O sofrimento que Gabor sente está óbvio em seu rosto: nos seus traços trágicos, nos olhos tristes. Mas ele encontrou paz: seu trabalho ajudando dependentes lhe trouxe sentido na vida e esse sentido preencheu, ao menos em parte, o vazio.
Em resumo: crianças que foram muito mal-tratadas acabam virando adultos “viciados”. E aí o que nossa sociedade faz? Trata mal essas pessoas. “Nós punimos as mesmas crianças que falhamos em proteger”, diz Gabor.
Na semana passada, uma pesquisa do Datafolha mostrou que o maior medo dos paulistanos é o de perder seus filhos para as drogas. É um medo compreensível e do qual eu, como um quase pai (minha primeira filha nasce no mês que vem), compartilho. Mas esse medo não pode justificar políticas repressivas e violentas, que impõem tratamento religioso forçado e dá poder ilimitado à polícia. Isso só vai aumentar o estresse na vida de gente que já é frágil – e é sabido que estresse piora a dependência.
Hoje já está claro que o único jeito de lidar com gente que tem um vazio na alma é com compaixão.
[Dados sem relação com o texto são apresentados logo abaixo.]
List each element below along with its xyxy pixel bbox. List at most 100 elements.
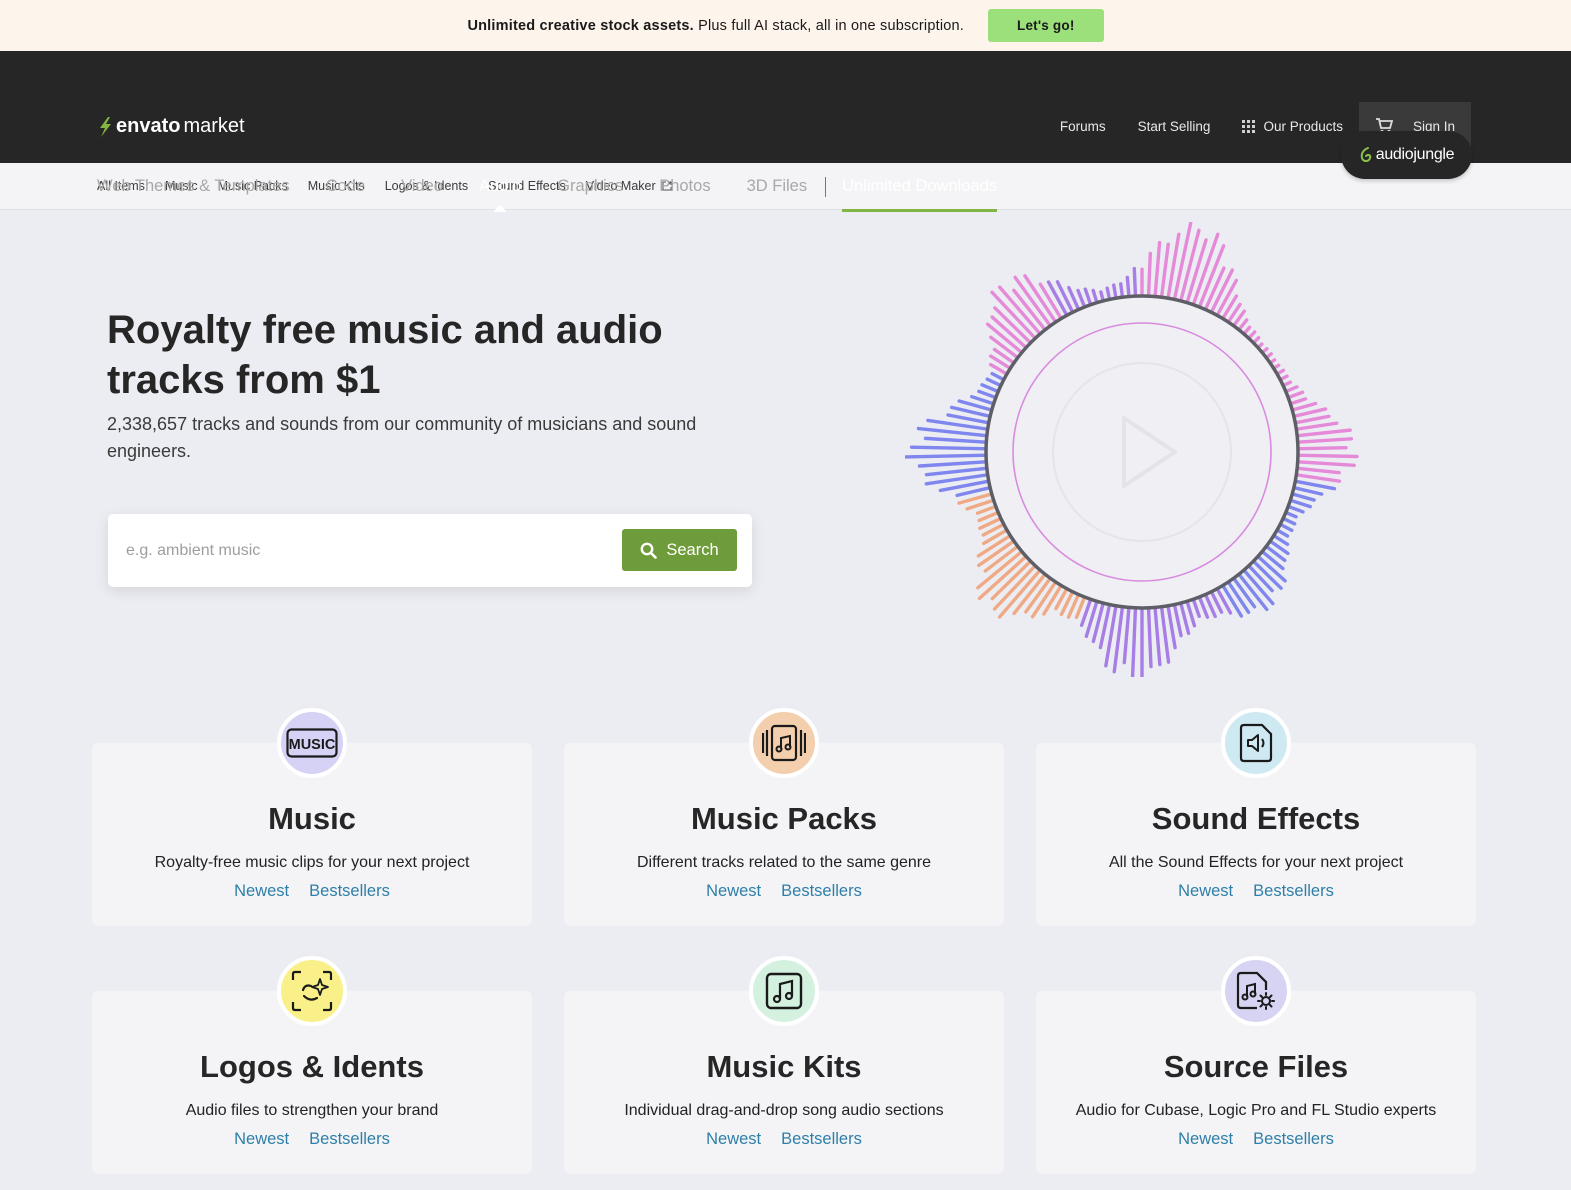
card-description: Different tracks related to the same gen… bbox=[636, 854, 932, 871]
envato-market-logo[interactable]: envato market bbox=[97, 115, 245, 138]
waveform-bar bbox=[1153, 240, 1162, 301]
audio-visualizer-play-icon bbox=[905, 222, 1359, 677]
card-description: All the Sound Effects for your next proj… bbox=[1108, 854, 1404, 871]
hero-subtitle: 2,338,657 tracks and sounds from our com… bbox=[107, 414, 697, 461]
waveform-bar bbox=[992, 562, 1039, 611]
card-title: Music Kits bbox=[706, 1049, 862, 1084]
nav-audio[interactable]: Audio bbox=[479, 164, 521, 212]
waveform-bar bbox=[1146, 604, 1153, 669]
card-title: Music Packs bbox=[690, 801, 878, 836]
card-title: Sound Effects bbox=[1151, 801, 1361, 836]
music-note-box-icon bbox=[749, 956, 819, 1026]
waveform-bar bbox=[923, 436, 991, 445]
nav-code[interactable]: Code bbox=[326, 164, 365, 212]
search-box: Search bbox=[108, 514, 752, 587]
waveform-bar bbox=[1293, 437, 1354, 445]
brand-word-envato: envato bbox=[116, 115, 181, 137]
waveform-bar bbox=[917, 459, 991, 468]
category-card-music-kits[interactable]: Music Kits Individual drag-and-drop song… bbox=[564, 956, 1004, 1174]
waveform-bar bbox=[1159, 603, 1171, 664]
bestsellers-link[interactable]: Bestsellers bbox=[309, 1130, 390, 1149]
nav-graphics[interactable]: Graphics bbox=[557, 164, 623, 212]
waveform-bar bbox=[924, 466, 991, 477]
bestsellers-link[interactable]: Bestsellers bbox=[309, 882, 390, 901]
nav-3d-files[interactable]: 3D Files bbox=[747, 164, 808, 212]
search-button[interactable]: Search bbox=[622, 529, 737, 571]
newest-link[interactable]: Newest bbox=[706, 1130, 761, 1149]
card-description: Royalty-free music clips for your next p… bbox=[154, 854, 470, 871]
waveform-bar bbox=[1153, 603, 1162, 667]
bestsellers-link[interactable]: Bestsellers bbox=[1253, 1130, 1334, 1149]
promo-rest-text: Plus full AI stack, all in one subscript… bbox=[693, 17, 965, 34]
waveform-bar bbox=[1159, 242, 1170, 301]
card-links: Newest Bestsellers bbox=[1036, 882, 1476, 901]
grid-icon bbox=[1242, 119, 1256, 133]
category-card-music-packs[interactable]: Music Packs Different tracks related to … bbox=[564, 708, 1004, 926]
audiojungle-swirl-icon bbox=[1360, 147, 1371, 162]
promo-bold-text: Unlimited creative stock assets. bbox=[467, 17, 694, 34]
category-card-music[interactable]: MUSIC Music Royalty-free music clips for… bbox=[92, 708, 532, 926]
promo-cta-button[interactable]: Let's go! bbox=[988, 9, 1104, 42]
waveform-bar bbox=[1294, 446, 1348, 451]
nav-photos[interactable]: Photos bbox=[659, 164, 710, 212]
waveform-bar bbox=[1122, 603, 1131, 665]
site-header: envato market Forums Start Selling Our Pr… bbox=[0, 51, 1571, 212]
waveform-bar bbox=[1172, 600, 1183, 638]
newest-link[interactable]: Newest bbox=[234, 882, 289, 901]
nav-divider bbox=[825, 177, 827, 197]
start-selling-link[interactable]: Start Selling bbox=[1138, 119, 1211, 134]
search-input[interactable] bbox=[126, 532, 606, 570]
waveform-bar bbox=[1291, 414, 1331, 425]
waveform-bar bbox=[1013, 275, 1054, 330]
card-title: Source Files bbox=[1163, 1049, 1349, 1084]
card-title: Logos & Idents bbox=[200, 1049, 424, 1084]
waveform-bar bbox=[1290, 485, 1324, 496]
card-description: Individual drag-and-drop song audio sect… bbox=[624, 1102, 944, 1119]
waveform-bar bbox=[909, 445, 990, 451]
card-links: Newest Bestsellers bbox=[564, 1130, 1004, 1149]
speaker-file-icon bbox=[1221, 708, 1291, 778]
card-links: Newest Bestsellers bbox=[92, 882, 532, 901]
waveform-bar bbox=[976, 548, 1026, 590]
newest-link[interactable]: Newest bbox=[1178, 1130, 1233, 1149]
music-text-icon: MUSIC bbox=[277, 708, 347, 778]
search-icon bbox=[640, 542, 658, 559]
category-card-sound-effects[interactable]: Sound Effects All the Sound Effects for … bbox=[1036, 708, 1476, 926]
brand-word-market: market bbox=[183, 115, 245, 137]
waveform-bar bbox=[1288, 401, 1318, 413]
audiojungle-label: audiojungle bbox=[1375, 146, 1455, 163]
card-links: Newest Bestsellers bbox=[564, 882, 1004, 901]
forums-link[interactable]: Forums bbox=[1060, 119, 1106, 134]
music-pack-icon bbox=[749, 708, 819, 778]
nav-web-themes[interactable]: Web Themes & Templates bbox=[97, 164, 290, 212]
promo-text: Unlimited creative stock assets. Plus fu… bbox=[467, 18, 964, 34]
category-card-logos-idents[interactable]: Logos & Idents Audio files to strengthen… bbox=[92, 956, 532, 1174]
newest-link[interactable]: Newest bbox=[1178, 882, 1233, 901]
bestsellers-link[interactable]: Bestsellers bbox=[781, 882, 862, 901]
bestsellers-link[interactable]: Bestsellers bbox=[1253, 882, 1334, 901]
nav-unlimited-downloads[interactable]: Unlimited Downloads bbox=[842, 164, 998, 212]
envato-leaf-icon bbox=[100, 116, 111, 137]
our-products-label: Our Products bbox=[1263, 118, 1343, 134]
waveform-bar bbox=[1293, 428, 1352, 438]
file-gear-icon bbox=[1221, 956, 1291, 1026]
waveform-bar bbox=[1293, 459, 1356, 468]
waveform-bar bbox=[1258, 548, 1285, 571]
hero-title: Royalty free music and audio tracks from… bbox=[107, 308, 663, 402]
category-nav: Web Themes & Templates Code Video Audio … bbox=[97, 164, 1033, 212]
waveform-bar bbox=[1055, 280, 1076, 316]
bestsellers-link[interactable]: Bestsellers bbox=[781, 1130, 862, 1149]
nav-video[interactable]: Video bbox=[401, 164, 443, 212]
card-links: Newest Bestsellers bbox=[92, 1130, 532, 1149]
our-products-menu[interactable]: Our Products bbox=[1242, 119, 1343, 134]
svg-text:MUSIC: MUSIC bbox=[289, 737, 336, 753]
card-title: Music bbox=[268, 801, 356, 836]
newest-link[interactable]: Newest bbox=[706, 882, 761, 901]
audiojungle-badge[interactable]: audiojungle bbox=[1341, 131, 1472, 179]
search-button-label: Search bbox=[666, 540, 719, 559]
card-links: Newest Bestsellers bbox=[1036, 1130, 1476, 1149]
waveform-bar bbox=[1292, 421, 1339, 432]
newest-link[interactable]: Newest bbox=[234, 1130, 289, 1149]
category-card-source-files[interactable]: Source Files Audio for Cubase, Logic Pro… bbox=[1036, 956, 1476, 1174]
promo-banner: Unlimited creative stock assets. Plus fu… bbox=[0, 0, 1571, 51]
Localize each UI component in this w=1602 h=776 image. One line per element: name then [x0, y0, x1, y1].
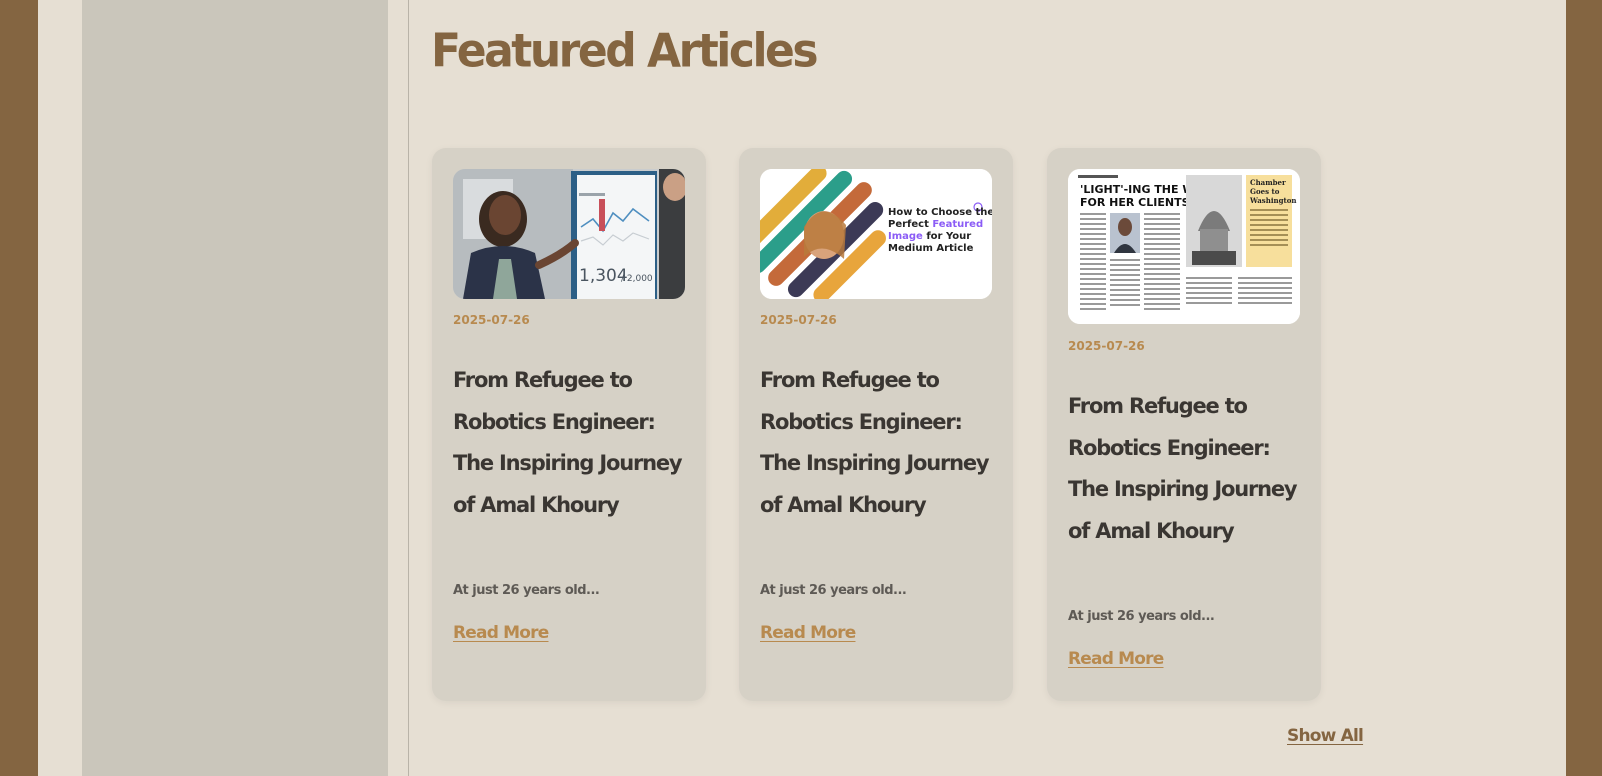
- newspaper-side-1: Chamber: [1250, 178, 1286, 187]
- article-title[interactable]: From Refugee to Robotics Engineer: The I…: [453, 360, 689, 526]
- graphic-line-2-highlight: Featured: [932, 219, 983, 230]
- article-date: 2025-07-26: [1068, 339, 1145, 353]
- article-card-2[interactable]: How to Choose the Perfect Featured Image…: [739, 148, 1013, 701]
- read-more-link[interactable]: Read More: [453, 623, 549, 643]
- svg-text:Image for Your: Image for Your: [888, 231, 971, 242]
- newspaper-side-2: Goes to: [1250, 187, 1280, 196]
- dashboard-total: / 2,000: [621, 274, 653, 284]
- show-all-link[interactable]: Show All: [1287, 726, 1364, 746]
- read-more-link[interactable]: Read More: [760, 623, 856, 643]
- article-date: 2025-07-26: [760, 313, 837, 327]
- newspaper-headline-2: FOR HER CLIENTS: [1080, 196, 1190, 209]
- svg-text:Perfect Featured: Perfect Featured: [888, 219, 983, 230]
- article-title[interactable]: From Refugee to Robotics Engineer: The I…: [760, 360, 996, 526]
- graphic-line-3-post: for Your: [923, 231, 971, 242]
- article-card-1[interactable]: 1,304 / 2,000 2025-07-26 From Refugee to…: [432, 148, 706, 701]
- article-excerpt: At just 26 years old...: [453, 583, 600, 598]
- newspaper-side-3: Washington: [1249, 196, 1296, 205]
- article-thumbnail[interactable]: How to Choose the Perfect Featured Image…: [760, 169, 992, 299]
- sidebar-divider: [408, 0, 409, 776]
- graphic-line-4: Medium Article: [888, 243, 974, 254]
- graphic-line-2-pre: Perfect: [888, 219, 932, 230]
- article-date: 2025-07-26: [453, 313, 530, 327]
- article-excerpt: At just 26 years old...: [760, 583, 907, 598]
- article-thumbnail[interactable]: 1,304 / 2,000: [453, 169, 685, 299]
- article-title[interactable]: From Refugee to Robotics Engineer: The I…: [1068, 386, 1304, 552]
- article-card-3[interactable]: 'LIGHT'-ING THE WAY FOR HER CLIENTS Cham…: [1047, 148, 1321, 701]
- article-excerpt: At just 26 years old...: [1068, 609, 1215, 624]
- section-title: Featured Articles: [431, 24, 819, 79]
- read-more-link[interactable]: Read More: [1068, 649, 1164, 669]
- graphic-line-1: How to Choose the: [888, 207, 992, 218]
- graphic-line-3-highlight: Image: [888, 231, 923, 242]
- page-frame: Featured Articles 1,304 / 2,000 2025-07-…: [38, 0, 1566, 776]
- article-thumbnail[interactable]: 'LIGHT'-ING THE WAY FOR HER CLIENTS Cham…: [1068, 169, 1300, 324]
- sidebar: [82, 0, 388, 776]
O que essas pessoas precisam não é de cadeia nem de conversão forçada nem de projetos de lei medievais como o que está tramitando agora no Congresso, com apoio do governo federal – é de compreensão e de ajuda para encontrar algo que ajude a dar sentido para as suas vidas.
Em 2000, uma pesquisa em Portugal revelou que as drogas eram o maior problema do país. No ano seguinte, o governo português teve a coragem de montar um novo sistema, muito mais barato para o contribuinte, comandado pelo ministério da saúde, sem internações compulsórias nem violência policial.
Ano retrasado, a pesquisa foi repetida e drogas nem apareceram na lista dos dez maiores problemas portugueses. O problema havia sido resolvido. Com compaixão.